Чик-чик-чик! — прыгала на сковородке кукуруза, словно и кукуруза, и девушка были заодно. И это особенно рассердило бабушку Жамилат.
— Что ты растрещалась, как эта кукуруза! Ох, недаром тебя прозвали Чичих. Думаешь, мне приятно. Не носить мне этого платка, если я не заставлю тебя учиться!
— И не носи. У тебя такая красивая седая голова. А сейчас это модно. Многие даже красятся под седину.
— Соображай, что говоришь! — захлебнулась словами бабушка Жамилат. — Седина — модна. Можно подумать, что она появляется от танцев да гулянок? Ты что, хочешь застрелить меня без ружья и зарезать без кинжала? Ты… ты, ты как мозоль в тесной обуви. Да убери эту свою кукурузу. Слова сказать не дает: чик да чик!
— Бабушка! — сверкнула глазами Рисалат. — Учиться я не по-е-ду! И это мое последнее слово.
— Лучше бы я умерла! — выдохнула старуха и села на пол. С минуту она стонала и качалась из стороны в сторону. Но поняв, что этим внучку не проймешь, снова бросилась в атаку. Только на этот раз голос ее звучал жалобно.
— Рисалат, золотце мое, — вкрадчиво начала она. — Пожалей свою бедную бабушку. Ты еще не родилась, а я уже мечтала видеть тебя ученой. Да если хочешь знать, если бы не я, ты бы и вообще не родилась.
— Ну, разумеется. Если бы не ты, то не было бы моего отца. А если бы не было моего папы…
— Не в этом дело, — понизив голос до шепота, сообщила бабушка. — У тебя же четыре старших брата. И пятым мог родиться мальчик. Клянусь памятью моей матери, никто не знает о том, что я туда ходила…
И старуха опасливо огляделась вокруг, словно хотела удостовериться, что их не подслушивают.
— Куда, бабушка? — растерялась сбитая с толку Рисалат.
— Туда, в пещеру, которая исполняет желания.
— Ах, это! Ну и что! — беспечно рассмеялась Рисалат, отправляя в рот горячие, распустившиеся на огне зерна. — Мы там были на экскурсии. Да, кажется, Абдула Исаевич говорил, что раньше эту пещеру считали священной. Но это от безграмотности, от темноты…

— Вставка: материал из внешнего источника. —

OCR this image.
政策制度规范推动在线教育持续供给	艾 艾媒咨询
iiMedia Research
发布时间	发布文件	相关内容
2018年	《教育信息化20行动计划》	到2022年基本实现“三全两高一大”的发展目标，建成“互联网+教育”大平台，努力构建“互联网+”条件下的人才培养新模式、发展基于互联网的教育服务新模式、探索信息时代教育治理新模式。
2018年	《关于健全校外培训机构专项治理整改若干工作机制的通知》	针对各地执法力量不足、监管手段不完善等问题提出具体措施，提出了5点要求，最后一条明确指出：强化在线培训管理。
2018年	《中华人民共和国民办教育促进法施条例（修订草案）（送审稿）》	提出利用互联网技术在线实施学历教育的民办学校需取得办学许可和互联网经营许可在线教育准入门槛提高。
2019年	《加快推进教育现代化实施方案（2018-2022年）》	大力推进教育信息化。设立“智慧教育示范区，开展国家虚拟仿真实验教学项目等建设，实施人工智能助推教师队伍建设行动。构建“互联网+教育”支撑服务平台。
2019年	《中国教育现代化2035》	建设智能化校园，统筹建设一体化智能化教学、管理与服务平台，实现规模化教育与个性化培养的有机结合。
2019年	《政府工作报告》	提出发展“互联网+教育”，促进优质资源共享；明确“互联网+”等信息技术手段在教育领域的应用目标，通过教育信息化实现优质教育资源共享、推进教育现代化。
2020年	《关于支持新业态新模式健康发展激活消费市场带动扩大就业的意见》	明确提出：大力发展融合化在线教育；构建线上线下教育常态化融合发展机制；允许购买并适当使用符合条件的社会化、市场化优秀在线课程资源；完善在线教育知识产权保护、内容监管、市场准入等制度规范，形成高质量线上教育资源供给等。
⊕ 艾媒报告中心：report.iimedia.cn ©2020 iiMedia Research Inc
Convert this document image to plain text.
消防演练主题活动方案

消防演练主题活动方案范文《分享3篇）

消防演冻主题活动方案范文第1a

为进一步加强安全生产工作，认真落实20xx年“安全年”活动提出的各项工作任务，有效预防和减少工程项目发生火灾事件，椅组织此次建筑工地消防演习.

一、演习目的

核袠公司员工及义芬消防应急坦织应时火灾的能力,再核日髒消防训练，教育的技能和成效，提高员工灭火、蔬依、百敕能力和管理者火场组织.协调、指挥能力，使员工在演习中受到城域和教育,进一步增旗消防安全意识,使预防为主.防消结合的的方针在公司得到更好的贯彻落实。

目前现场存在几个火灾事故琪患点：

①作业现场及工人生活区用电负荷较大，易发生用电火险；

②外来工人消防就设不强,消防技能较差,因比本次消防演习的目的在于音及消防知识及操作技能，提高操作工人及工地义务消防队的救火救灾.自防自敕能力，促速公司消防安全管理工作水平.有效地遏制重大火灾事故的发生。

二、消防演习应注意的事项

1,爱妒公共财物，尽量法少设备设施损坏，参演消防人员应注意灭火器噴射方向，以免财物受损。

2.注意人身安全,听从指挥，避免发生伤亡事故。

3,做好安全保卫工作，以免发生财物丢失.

— Вабабай! Вы слышите, что говорит листик, выросший на моей ветке. Выходит, это я темная! Баркала! Отблагодарила меня за то, что я ночью, рискуя своей жизнью, на ощупь пробиралась над пропастью… Только после того, как я убедилась, что оставленный мной платок исчез, я уснула спокойно.
— Честь твоей голове, бабушка! — торжественно проговорила Рисалат. — А между прочим, — добавила она лукаво, — Абдула Исаевич говорил, что все ваши платки и шапки забирал табунщик Закари.
— Глупости! — живо отпарировала бабушка. — Никто не станет брать такой грех на душу. И чего только не выдумают эти учителя. Но только не надо было мне туда ходить. Лучше бы и пятым родился мальчик. Он бы с радостью поехал учиться, как и его старшие братья. А какой счастливый был тот день. Я тогда сказала: «Алхамдулилах, у моего сына Айтбера теперь есть не только крепость с четырьмя стенами, но и окно в ней, сквозь которое будет светить солнце».
— Бабушка, окно — это, конечно, я?
— Только не солнце смотрит в это окно, а туча, — пробурчала старуха. — Неужели все мои старания пропадут, как стручки, брошенные в огонь. А когда ты родилась, я две ночи дежурила под окнами больницы. Все ждала, когда уйдет эта врачиха, чтобы выкрасть тебя. И я это сделала! Дома я пропустила тебя через отверстие чесалки, чтобы злые духи не смели приблизиться к тебе. Через твои сжатые кулачки я протиснула иголку с длинной белой ниткой, чтобы твоя жизнь была длинной и чистой, как эта нитка. И в том, что ты такая говорливая, виновата тоже я, — со вздохом призналась Жамилат, покосившись на ласточкино гнездо, притулившееся под карнизом крыльца. — Когда в ласточкином гнезде вылупились птенцы, — продолжала она, — я собрала скорлупки и напоила тебя из них водой. Помню, еще твоя мать сказала: «Не слишком ли много ты дала ей воды из ласточкиных скорлупок». А я ответила: «Маслом кашу не испортишь. Пусть рано научится говорить. Пусть будет певуньей, как эти ласточки». Вот потому-то ты и чирикаешь целый день, что твоя кукуруза.
Неизвестно, чем бы кончился этот необычный диалог между бабушкой и внучкой, если бы его не нарушил приход матери Рисалат.
Вид у нее был крайне уставший, что, однако, вызвало у бабушки Жамилат новый прилив бодрости.